An Iraqi army soldier secures scene of a double car bomb attack in southern Baghdad, 5 Feb 2007
An Iraqi army soldier secures scene of a double car bomb attack in southern Baghdad, 5 Feb 2007
Bombers targeted Sunni and Shi'ite areas of Baghdad, detonating explosives at a children's hospital, a gas station, and a garage.

A man at the al-Kindi Teaching Hospital held up a bloodied shirt and vented his frustration. "We the people can solve this problem," he said.

The bombings occurred the same day American and Iraqi forces opened a command center for their new joint security operation. The plan calls for 90,000 U.S. and Iraqi forces to patrol Baghdad's neighborhoods, where violence has surged since the plan was first announced by President Bush.
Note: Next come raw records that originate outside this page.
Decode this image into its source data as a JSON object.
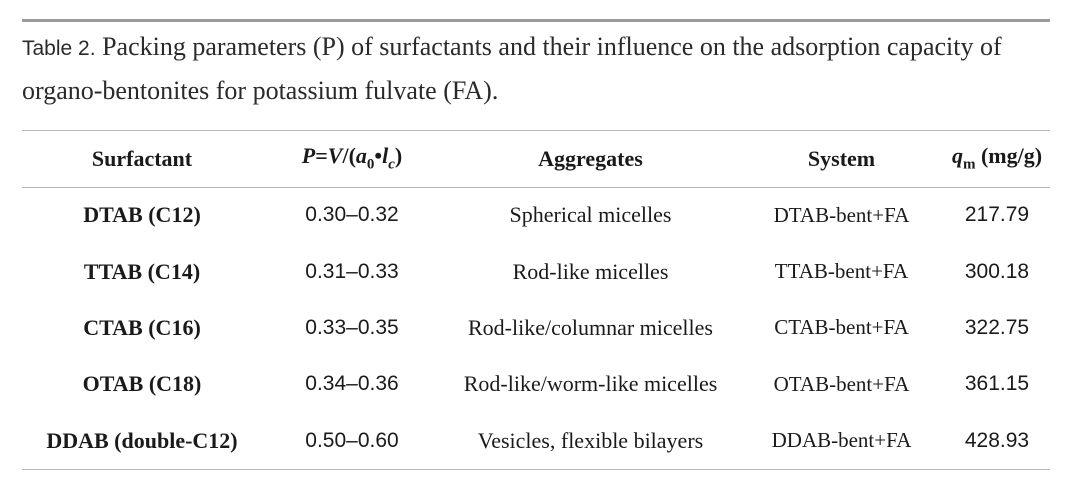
{
  "caption": {
    "label": "Table 2.",
    "text": "Packing parameters (P) of surfactants and their influence on the adsorption capacity of organo-bentonites for potassium fulvate (FA)."
  },
  "table": {
    "headers": {
      "surfactant": "Surfactant",
      "packing": "P=V/(a0•lc)",
      "aggregates": "Aggregates",
      "system": "System",
      "qm": "qm (mg/g)"
    },
    "rows": [
      {
        "surfactant": "DTAB (C12)",
        "packing": "0.30–0.32",
        "aggregates": "Spherical micelles",
        "system": "DTAB-bent+FA",
        "qm": "217.79"
      },
      {
        "surfactant": "TTAB (C14)",
        "packing": "0.31–0.33",
        "aggregates": "Rod-like micelles",
        "system": "TTAB-bent+FA",
        "qm": "300.18"
      },
      {
        "surfactant": "CTAB (C16)",
        "packing": "0.33–0.35",
        "aggregates": "Rod-like/columnar micelles",
        "system": "CTAB-bent+FA",
        "qm": "322.75"
      },
      {
        "surfactant": "OTAB (C18)",
        "packing": "0.34–0.36",
        "aggregates": "Rod-like/worm-like micelles",
        "system": "OTAB-bent+FA",
        "qm": "361.15"
      },
      {
        "surfactant": "DDAB (double-C12)",
        "packing": "0.50–0.60",
        "aggregates": "Vesicles, flexible bilayers",
        "system": "DDAB-bent+FA",
        "qm": "428.93"
      }
    ]
  }
}
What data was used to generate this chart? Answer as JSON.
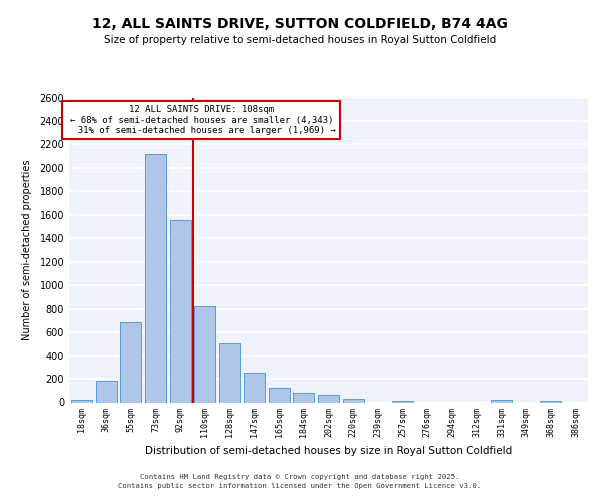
{
  "title": "12, ALL SAINTS DRIVE, SUTTON COLDFIELD, B74 4AG",
  "subtitle": "Size of property relative to semi-detached houses in Royal Sutton Coldfield",
  "xlabel": "Distribution of semi-detached houses by size in Royal Sutton Coldfield",
  "ylabel": "Number of semi-detached properties",
  "categories": [
    "18sqm",
    "36sqm",
    "55sqm",
    "73sqm",
    "92sqm",
    "110sqm",
    "128sqm",
    "147sqm",
    "165sqm",
    "184sqm",
    "202sqm",
    "220sqm",
    "239sqm",
    "257sqm",
    "276sqm",
    "294sqm",
    "312sqm",
    "331sqm",
    "349sqm",
    "368sqm",
    "386sqm"
  ],
  "values": [
    20,
    180,
    690,
    2120,
    1560,
    820,
    510,
    250,
    125,
    80,
    60,
    30,
    0,
    15,
    0,
    0,
    0,
    20,
    0,
    15,
    0
  ],
  "bar_color": "#aec6e8",
  "bar_edge_color": "#5b9bd5",
  "smaller_pct": "68%",
  "smaller_count": "4,343",
  "larger_pct": "31%",
  "larger_count": "1,969",
  "vline_color": "#cc0000",
  "ann_box_color": "#cc0000",
  "ylim": [
    0,
    2600
  ],
  "yticks": [
    0,
    200,
    400,
    600,
    800,
    1000,
    1200,
    1400,
    1600,
    1800,
    2000,
    2200,
    2400,
    2600
  ],
  "background_color": "#eef2fb",
  "grid_color": "#ffffff",
  "footer_line1": "Contains HM Land Registry data © Crown copyright and database right 2025.",
  "footer_line2": "Contains public sector information licensed under the Open Government Licence v3.0."
}
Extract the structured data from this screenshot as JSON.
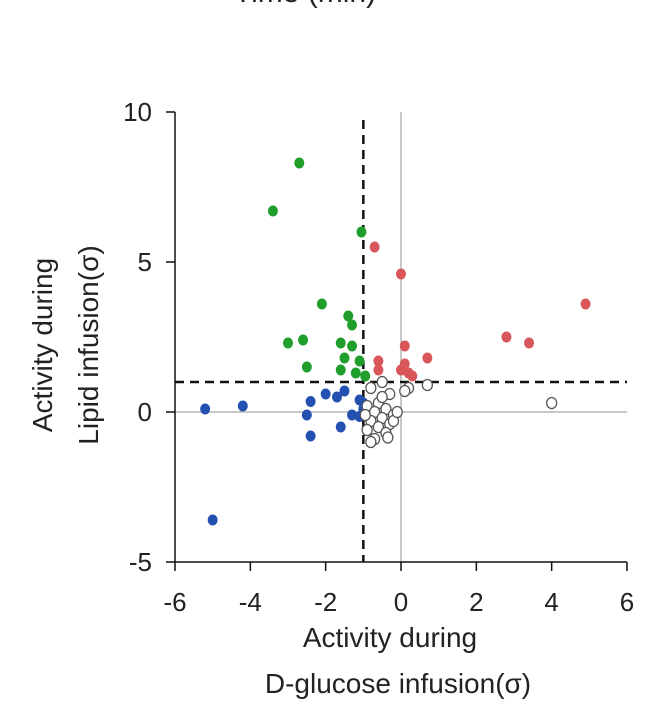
{
  "chart_data": {
    "type": "scatter",
    "top_text": "Time (min)",
    "xlabel_lines": [
      "Activity during",
      "D-glucose infusion(σ)"
    ],
    "ylabel_lines": [
      "Activity during",
      "Lipid infusion(σ)"
    ],
    "xlim": [
      -6,
      6
    ],
    "ylim": [
      -5,
      10
    ],
    "xticks": [
      -6,
      -4,
      -2,
      0,
      2,
      4,
      6
    ],
    "xtick_labels": [
      "-6",
      "-4",
      "-2",
      "0",
      "2",
      "4",
      "6"
    ],
    "yticks": [
      -5,
      0,
      5,
      10
    ],
    "ytick_labels": [
      "-5",
      "0",
      "5",
      "10"
    ],
    "zero_lines": {
      "x": 0,
      "y": 0,
      "color": "#b5b5b5"
    },
    "threshold_lines": {
      "x": -1,
      "y": 1,
      "color": "#111111",
      "dash": true
    },
    "grid": false,
    "legend": false,
    "series": [
      {
        "color": "#1f9e2b",
        "fill": true,
        "points": [
          [
            -2.7,
            8.3
          ],
          [
            -3.4,
            6.7
          ],
          [
            -1.05,
            6.0
          ],
          [
            -2.1,
            3.6
          ],
          [
            -1.4,
            3.2
          ],
          [
            -1.3,
            2.9
          ],
          [
            -2.6,
            2.4
          ],
          [
            -3.0,
            2.3
          ],
          [
            -1.6,
            2.3
          ],
          [
            -1.3,
            2.2
          ],
          [
            -1.5,
            1.8
          ],
          [
            -1.1,
            1.7
          ],
          [
            -2.5,
            1.5
          ],
          [
            -1.2,
            1.3
          ],
          [
            -1.6,
            1.4
          ],
          [
            -0.95,
            1.2
          ]
        ]
      },
      {
        "color": "#d9565a",
        "fill": true,
        "points": [
          [
            -0.7,
            5.5
          ],
          [
            0.0,
            4.6
          ],
          [
            4.9,
            3.6
          ],
          [
            2.8,
            2.5
          ],
          [
            3.4,
            2.3
          ],
          [
            0.1,
            2.2
          ],
          [
            0.7,
            1.8
          ],
          [
            -0.6,
            1.7
          ],
          [
            0.1,
            1.6
          ],
          [
            -0.6,
            1.4
          ],
          [
            0.0,
            1.4
          ],
          [
            0.2,
            1.3
          ],
          [
            0.3,
            1.2
          ]
        ]
      },
      {
        "color": "#2450b2",
        "fill": true,
        "points": [
          [
            -5.2,
            0.1
          ],
          [
            -4.2,
            0.2
          ],
          [
            -5.0,
            -3.6
          ],
          [
            -2.4,
            0.35
          ],
          [
            -2.0,
            0.6
          ],
          [
            -1.5,
            0.7
          ],
          [
            -1.7,
            0.5
          ],
          [
            -1.1,
            0.4
          ],
          [
            -1.0,
            0.1
          ],
          [
            -2.5,
            -0.1
          ],
          [
            -1.3,
            -0.1
          ],
          [
            -1.6,
            -0.5
          ],
          [
            -2.4,
            -0.8
          ],
          [
            -1.1,
            -0.15
          ],
          [
            -1.0,
            0.3
          ]
        ]
      },
      {
        "color": "#555555",
        "fill": false,
        "points": [
          [
            4.0,
            0.3
          ],
          [
            0.7,
            0.9
          ],
          [
            0.2,
            0.8
          ],
          [
            -0.5,
            1.0
          ],
          [
            -0.8,
            0.8
          ],
          [
            -0.3,
            0.6
          ],
          [
            -0.6,
            0.3
          ],
          [
            -0.9,
            0.2
          ],
          [
            -0.4,
            0.1
          ],
          [
            -0.7,
            0.0
          ],
          [
            -0.2,
            -0.1
          ],
          [
            -0.5,
            -0.2
          ],
          [
            -0.8,
            -0.3
          ],
          [
            -0.3,
            -0.4
          ],
          [
            -0.6,
            -0.5
          ],
          [
            -0.9,
            -0.6
          ],
          [
            -0.4,
            -0.7
          ],
          [
            -0.7,
            -0.9
          ],
          [
            -0.2,
            -0.3
          ],
          [
            -0.5,
            0.5
          ],
          [
            -0.1,
            0.0
          ],
          [
            -0.95,
            -0.1
          ],
          [
            -0.35,
            -0.85
          ],
          [
            0.1,
            0.7
          ],
          [
            -0.8,
            -1.0
          ]
        ]
      }
    ]
  }
}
Some Iraqi critics of the plan say the slow implementation of the strategy has left neighborhoods more vulnerable to attacks like Sunday's bloody bombing that devastated a Shiite market in Baghdad.

President Bush, right, holds up copy of fiscal 2008 federal budget at end of Cabinet meeting, 5 Feb. 2007
President George Bush, 5 Feb 2007
Speaking in Washington, President Bush responded to Iraqi criticism that the operation is not starting soon enough.

"I appreciate the fact that the Iraqi government is anxious to get security inside the capital of the country," he said. "That is a good sign. It is a good sign that there is a sense of concern and anxiety. It means that the government understands they have a responsibility to protect their people."

U.S. and Iraqi officials have recently been cracking down on radical Shi'ite cleric Moqtada al-Sadr's Mahdi Army, and they announced that Iraqi forces killed a Mahdi Army commander on Sunday. He was blamed for organizing kidnappings and attacks on coalition forces.

Groups such as the Shi'ite Mahdi Army have been blamed for much of Iraq's worsening sectarian violence, but the militias have also been credited with preventing attacks on neighborhoods of their supporters.